2. Let $O_1$, $O_2$ and $O_3$ be the centres of the three circles respectively, D the point common to all three circles, and $T_1{T}_1\text{'}$, $T_2{T}_2\text{'}$, $T_3{T}_3\text{'}$ the three tangents. In my figure the radius and the tangent to circle 1 are in red, to circle 2 in blue and to circle 3 in green respectively.

From the previous point, I see that angle $\alpha$ has the same measure with angle $T_2{\mathrm{DT}}_1\text{'}$ and to the angle $T_1{\mathrm{DT}}_2\text{'}$ (the last two being vertically opposite angles).

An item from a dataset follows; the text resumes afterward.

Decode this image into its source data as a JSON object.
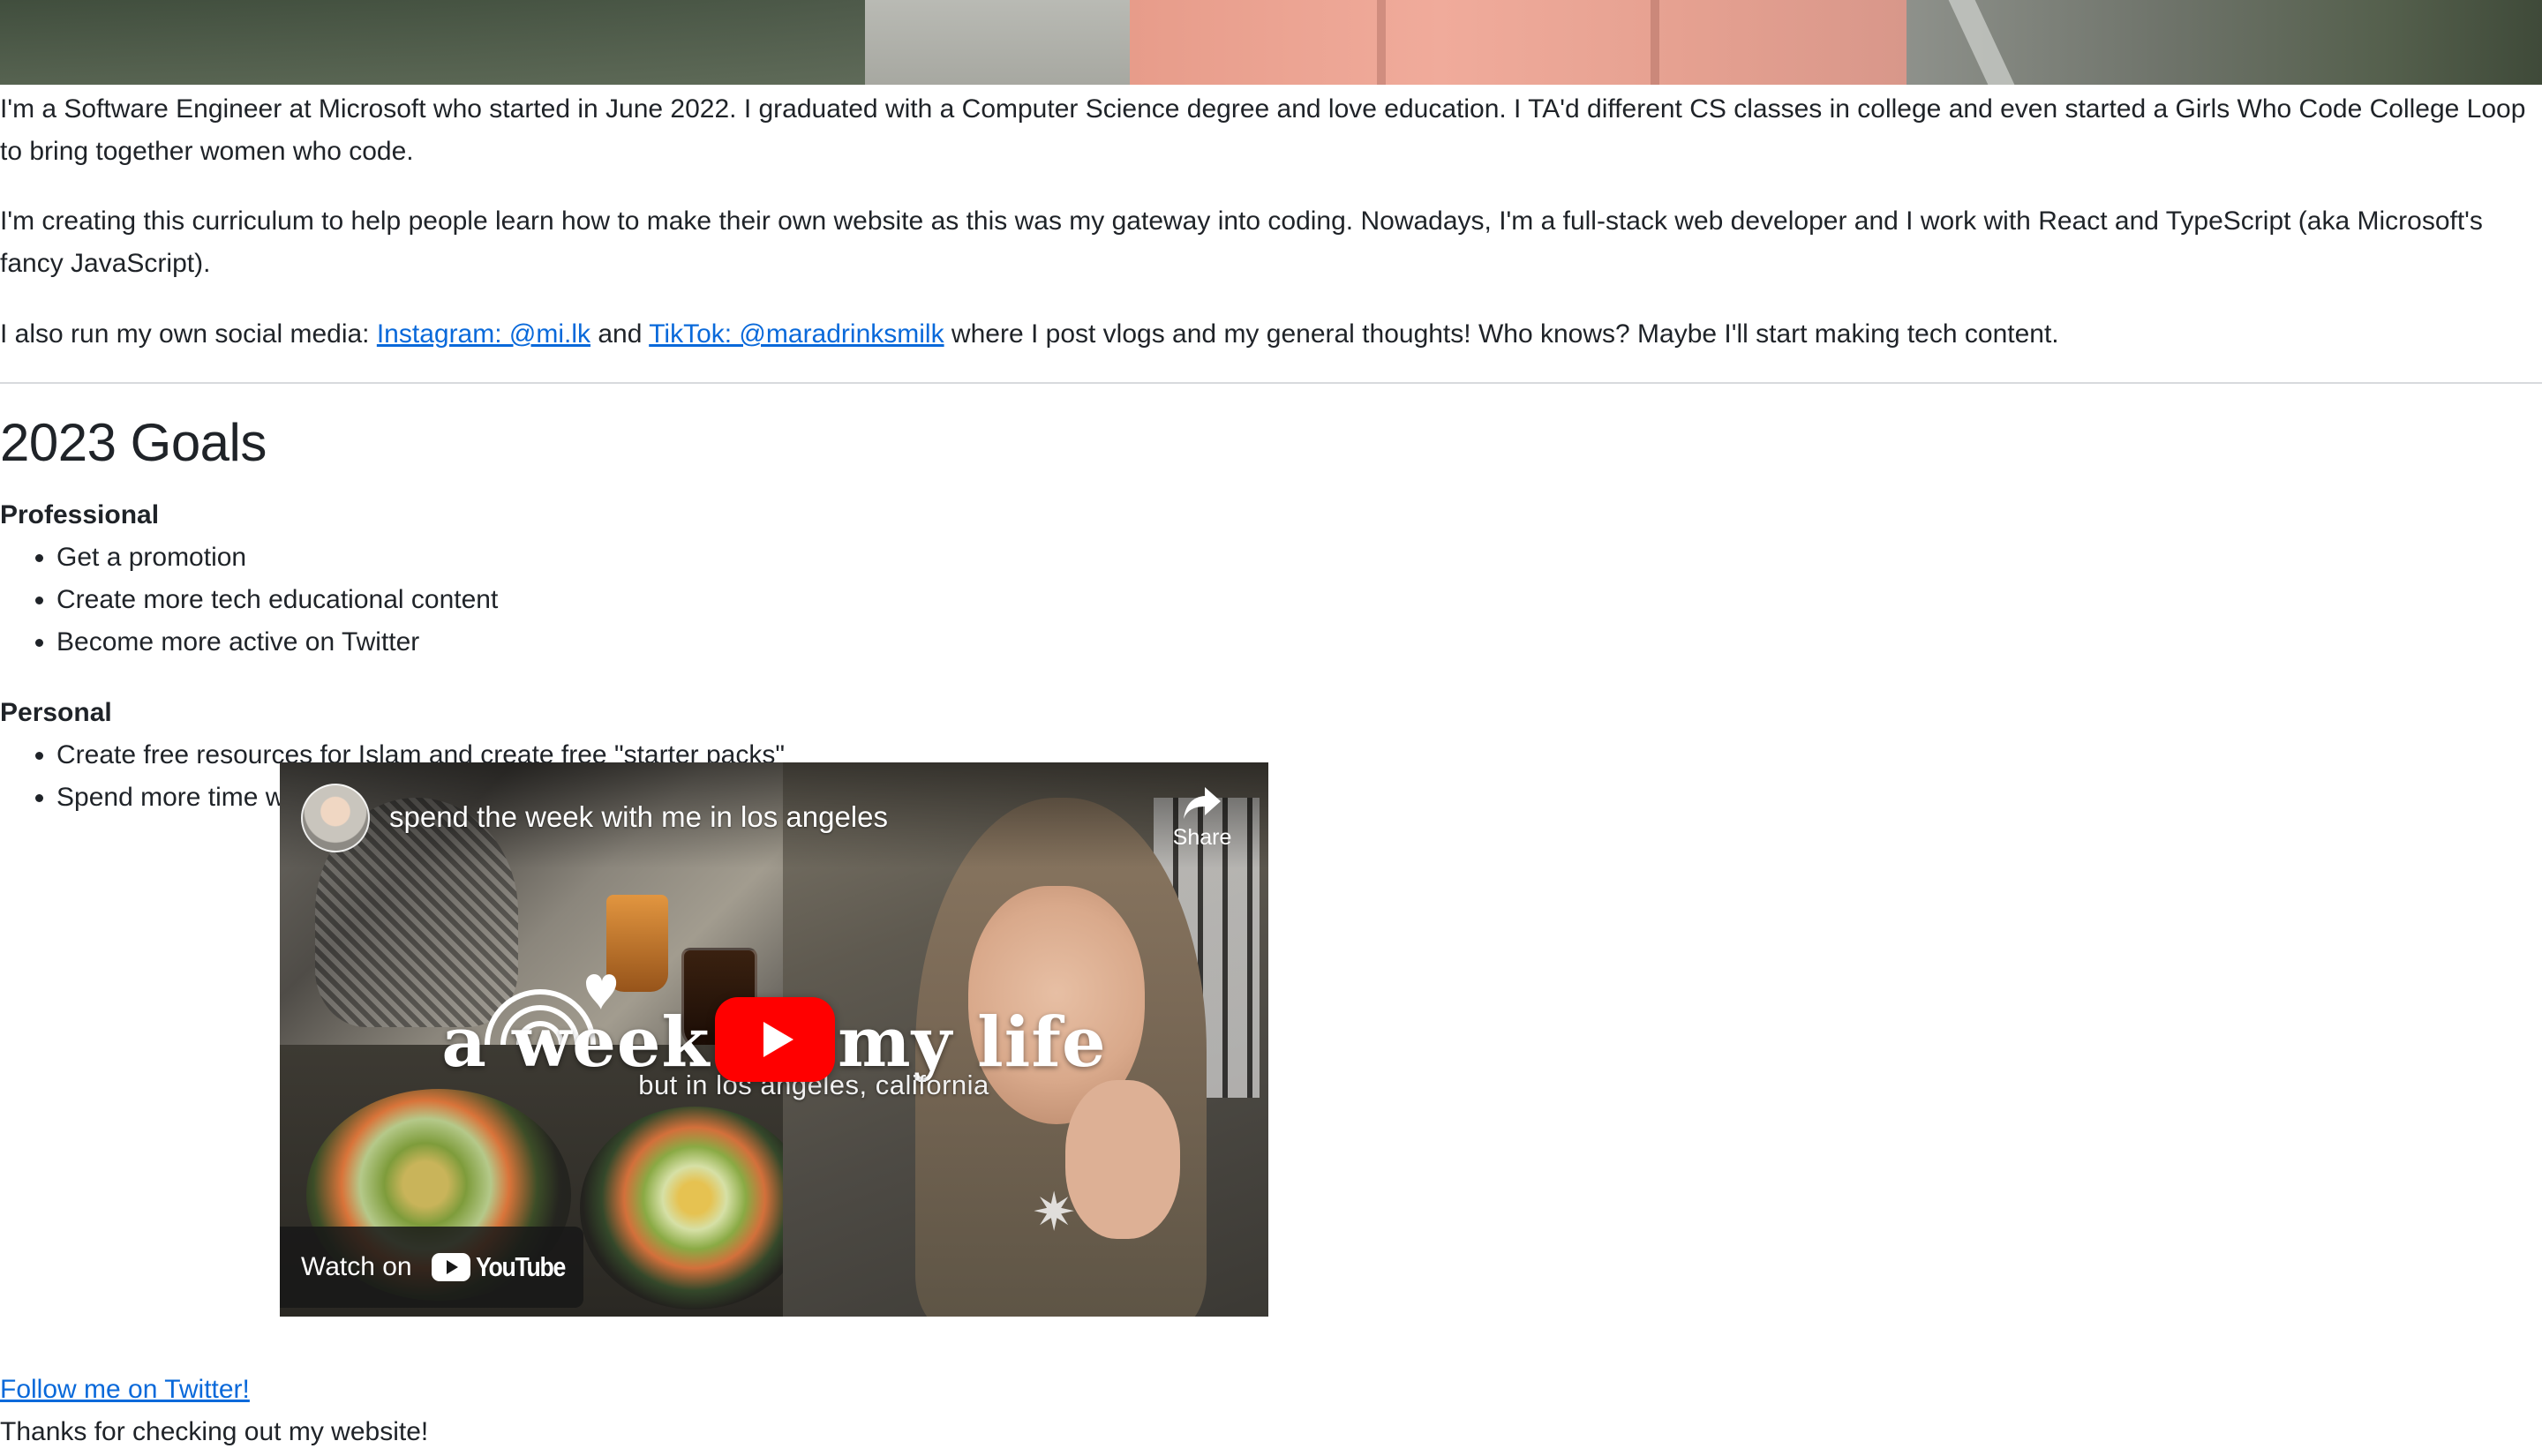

In the same manner I found: $\beta =\angle T_1\text{'}{\mathrm{DT}}_3\text{'}=\angle T_1{\mathrm{DT}}_3$ and $\gamma =\angle T_3{\mathrm{DT}}_2=\angle T_3\text{'}\mathrm{DT}2\text{'}$.

This way, it is easy to see that the three angles add up to ${180}^o$: $\alpha +\beta +\gamma =T_2{\mathrm{DT}}_1\text{'}+T_1\text{'}{\mathrm{DT}}_3\text{'}+T_3\text{'}{\mathrm{DT}}_2\text{'}=T_2{\mathrm{DT}}_2\text{'}={180}^o$.

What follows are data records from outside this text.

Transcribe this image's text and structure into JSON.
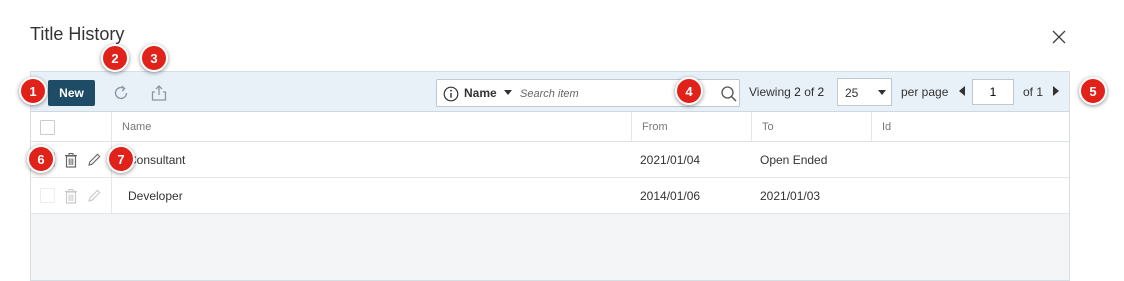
{
  "dialog": {
    "title": "Title History"
  },
  "toolbar": {
    "new_label": "New",
    "search": {
      "field": "Name",
      "placeholder": "Search item"
    },
    "viewing_prefix": "Viewing",
    "viewing_current": "2",
    "viewing_of": "of",
    "viewing_total": "2",
    "per_page_value": "25",
    "per_page_label": "per page",
    "page_value": "1",
    "of_pages": "of 1"
  },
  "grid": {
    "columns": [
      "Name",
      "From",
      "To",
      "Id"
    ],
    "rows": [
      {
        "name": "Consultant",
        "from": "2021/01/04",
        "to": "Open Ended",
        "id": ""
      },
      {
        "name": "Developer",
        "from": "2014/01/06",
        "to": "2021/01/03",
        "id": ""
      }
    ]
  },
  "callouts": [
    "1",
    "2",
    "3",
    "4",
    "5",
    "6",
    "7"
  ],
  "colors": {
    "accent": "#1e4c66",
    "toolbar_bg": "#e9f1f8",
    "callout": "#e0221b"
  },
  "icons": {
    "close": "close-icon",
    "refresh": "refresh-icon",
    "export": "export-icon",
    "info": "info-icon",
    "search": "search-icon",
    "delete": "trash-icon",
    "edit": "pencil-icon"
  }
}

For the second case, I follow exactly the same steps.

I find $\alpha =\angle T_2{\mathrm{DT}}_1\text{'}$, $\beta =\angle T_2\text{'}{\mathrm{DT}}_3\text{'}=\angle T_2{\mathrm{DT}}_3$ and $\gamma \angle T_3{\mathrm{DT}}_1=\angle T_3\text{'}{\mathrm{DT}}_1\text{'}$.

The result is the same, i.e. that in this case the three angles add up to ${180}^o$ again.